NOS TOMAN POR IDIOTAS

 

NOS TOMAN POR IDIOTAS

La población debe ser engañada para que consienta o, por lo menos, no se oponga a la guerra

RAFAEL POCH

Una ilustración con el estilo de la NAFO, organización

de propaganda trol proucraniana.

Si se examina la edición de La Vanguardia del 1 de septiembre de 1939, el día que empezó la Segunda Guerra Mundial en Europa con la invasión alemana de Polonia, el lector se encontrará con el titular: “Un golpe de mano polaco degenera en lucha abierta con fuerzas alemanas”. Al día siguiente, el corresponsal del diario en Berlín, Ramón Garriga, informa del inicio de la invasión alemana de Polonia como “contraataque alemán en respuesta a las agresiones de que han sido víctimas los soldados alemanes en los últimos días”. Pero junto a eso, en un pequeño recuadro, aquel 2 de septiembre se podía leer un informe, bien pequeñito, sobre “Las operaciones alemanas según los polacos” e incluso se daba cuenta de la “Proclama del presidente polaco”. Es decir, dentro de los límites de un periódico editado en un país aliado de los nazis, cada cual podía hacerse cierta composición de lugar y sacar sus propias conclusiones sobre lo que pasaba en realidad.

 

Ahora, para hacerse una idea de lo que ocurre en Ucrania, una “invasión no provocada” que, según el discurso oficial, se inició el 24 de febrero y carece de un cuarto de siglo de antecedentes, hay que salirse de los medios de comunicación oficiales y establecidos, explorar en los alternativos, en la propaganda rusa y demás, y pese a esta yincana, no siempre puede uno hacerse una idea clara de lo que ocurre.

 

Para hacerse una idea de lo que ocurre en Ucrania hay que salirse de los medios de comunicación oficiales y establecidos, explorar en los alternativos, en la propaganda rusa y demás

 

En cualquier caso, si lo que nos dicen sobre esta guerra fuera la verdad, no haría falta que censuraran los medios rusos, ni las voces disconformes con la narrativa oficial incluso en las redes sociales, ni que las fábricas de propaganda de la OTAN, cuyo dominio de los think tanks y medios de comunicación occidentales ya es considerable (igual que en Rusia pero en sentido inverso), nos bendijeran con su primitiva buena nueva macartista.

 

Nafo/Ofan, un aparato de propaganda trol de la OTAN en redes que se presenta como iniciativa de la “sociedad civil”, divide por ejemplo en cinco grupos a los occidentales disconformes con el discurso oficial atlantista sobre la guerra a los que presenta como “apologetas del genocidio” supuestamente perpetrado por Rusia en Ucrania, de acuerdo con la banalización del concepto practicada por los dos bandos.
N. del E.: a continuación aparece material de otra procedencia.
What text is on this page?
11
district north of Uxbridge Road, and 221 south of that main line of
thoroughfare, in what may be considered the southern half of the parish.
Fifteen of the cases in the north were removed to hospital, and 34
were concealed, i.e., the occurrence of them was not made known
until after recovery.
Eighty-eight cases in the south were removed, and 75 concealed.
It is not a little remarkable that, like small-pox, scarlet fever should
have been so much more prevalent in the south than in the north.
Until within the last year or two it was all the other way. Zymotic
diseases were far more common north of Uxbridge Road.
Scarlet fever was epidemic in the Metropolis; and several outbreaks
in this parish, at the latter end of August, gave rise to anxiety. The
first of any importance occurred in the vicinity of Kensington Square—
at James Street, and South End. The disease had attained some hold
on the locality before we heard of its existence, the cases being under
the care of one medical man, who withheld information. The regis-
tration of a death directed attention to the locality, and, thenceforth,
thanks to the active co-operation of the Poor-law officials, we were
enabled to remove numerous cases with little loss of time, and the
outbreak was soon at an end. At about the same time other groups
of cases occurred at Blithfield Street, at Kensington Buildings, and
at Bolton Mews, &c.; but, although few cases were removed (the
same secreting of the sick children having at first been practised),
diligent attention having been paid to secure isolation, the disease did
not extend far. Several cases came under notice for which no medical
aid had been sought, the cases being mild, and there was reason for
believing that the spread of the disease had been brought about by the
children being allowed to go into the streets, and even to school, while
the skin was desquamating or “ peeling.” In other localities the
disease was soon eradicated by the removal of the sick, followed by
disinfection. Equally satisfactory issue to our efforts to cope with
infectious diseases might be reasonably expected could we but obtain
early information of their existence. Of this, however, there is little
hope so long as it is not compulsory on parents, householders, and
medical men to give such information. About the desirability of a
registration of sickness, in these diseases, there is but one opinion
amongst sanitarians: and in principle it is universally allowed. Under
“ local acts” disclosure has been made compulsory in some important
En esa galería de cómplices tenemos a: 1) los “comunistas”, que creen que Rusia es una especie de URSS; 2) los “antifascistas de izquierda”, que piensan que por tener ciertos problemas con neonazis, el gobierno y la sociedad nacionalista de Ucrania es nazi; 3) los “ultraderechistas”, que simpatizan con los aspectos “fachas” del argumentario del Kremlin; 4) los “cabezotas”, que siempre llevan la contraria y que si leen en el periódico “blanco”, dicen, “ajá, entonces es negro”, y 5) los “pacifistas bobos”, con la flor en el macuto y la mirada perdida en un mundo ingenuo con el arcoíris al fondo... Según The Grayzone, esta simpática “organización de la sociedad civil”, fue fundada por un polaco antisemita para recaudar dinero para la Legión Georgiana, una milicia acusada de crímenes como la ejecución de prisioneros con asesinos convictos en sus filas.

 

 

 

La colaboración de la OTAN con la extrema derecha y su intenso recurso al terrorismo es un aspecto bien conocido y documentado de la historia europea y lógicamente en este conflicto está adquiriendo suma actualidad.

 

Un estudio de la Universidad de Adelaida (Australia) sobre los tuits de la guerra de Ucrania constata que estamos sumidos en una masiva campaña de desinformación en las redes sociales. El estudio examinó cinco millones de tuits generados en las primeras semanas de la invasión rusa y revelaba que el 80% de ellos fueron generados en “fábricas” para la propaganda. El 90% de esos mensajes fabricados se lanzaron desde cuentas proucranianas y solo el 7% desde fábricas rusas. Para hacerse una idea, el primer día de la guerra se generaron desde esas fábricas hasta 38.000 tuits por hora bajo la etiqueta (hashtag) “yo estoy con Ucrania”.

 

 

“Luchamos con la comunicación, esto es una pelea, hay que conquistar las mentes”, decía en octubre Josep Borrell en un galvanizador discurso ante embajadores de la Unión Europea, demasiado mansos y vagos, según sus palabras. Y como hay que “conquistar las mentes”, es necesario simplificar el mensaje y convertir una película compleja en un guion hollywoodense de buenos y malos para niños. Algunos ejemplos:

 

– Según la Agencia de la ONU para los Refugiados (ACNUR), hay 2,3 millones de refugiados ucranianos en Europa central/oriental, entre ellos 1,5 millones en Polonia, además de alrededor de un millón en Alemania. También hay 2,8 millones en Rusia, el país que más ha recibido, pero a estos últimos se les suele presentar como “deportados” por la narrativa de Kiev y raramente son mencionados como seres humanos en apuros en los medios de comunicación occidentales. (Este documental de Katerina Gordeyeva, que entrevista a refugiados de Mariupol en Varsovia, Berlín, Moscú, Rostov, Lvov y otras ciudades, ofrece el panorama de una realidad compleja).

 

– Las maniobras nucleares rusas se presentan como “chantaje de Putin”; las de la OTAN (“Defender”) como “muestra de la credibilidad de la Alianza”.

 

– Cuando Amnistía Internacional dice que también el ejército ucraniano comete crímenes de guerra, el asunto se tapa discretamente, incluida la airada reacción del gobierno de Kiev, que castiga a la organización negándole acceso y exigiendo rectificaciones. Algo parecido ocurre con los desaparecidos, silenciados, detenidos o asesinados miembros de la izquierda ucraniana, las fuerzas políticas ilegalizadas, medios de comunicación cerrados, la represalias contra “colaboracionistas” en los territorios reconquistados, etc.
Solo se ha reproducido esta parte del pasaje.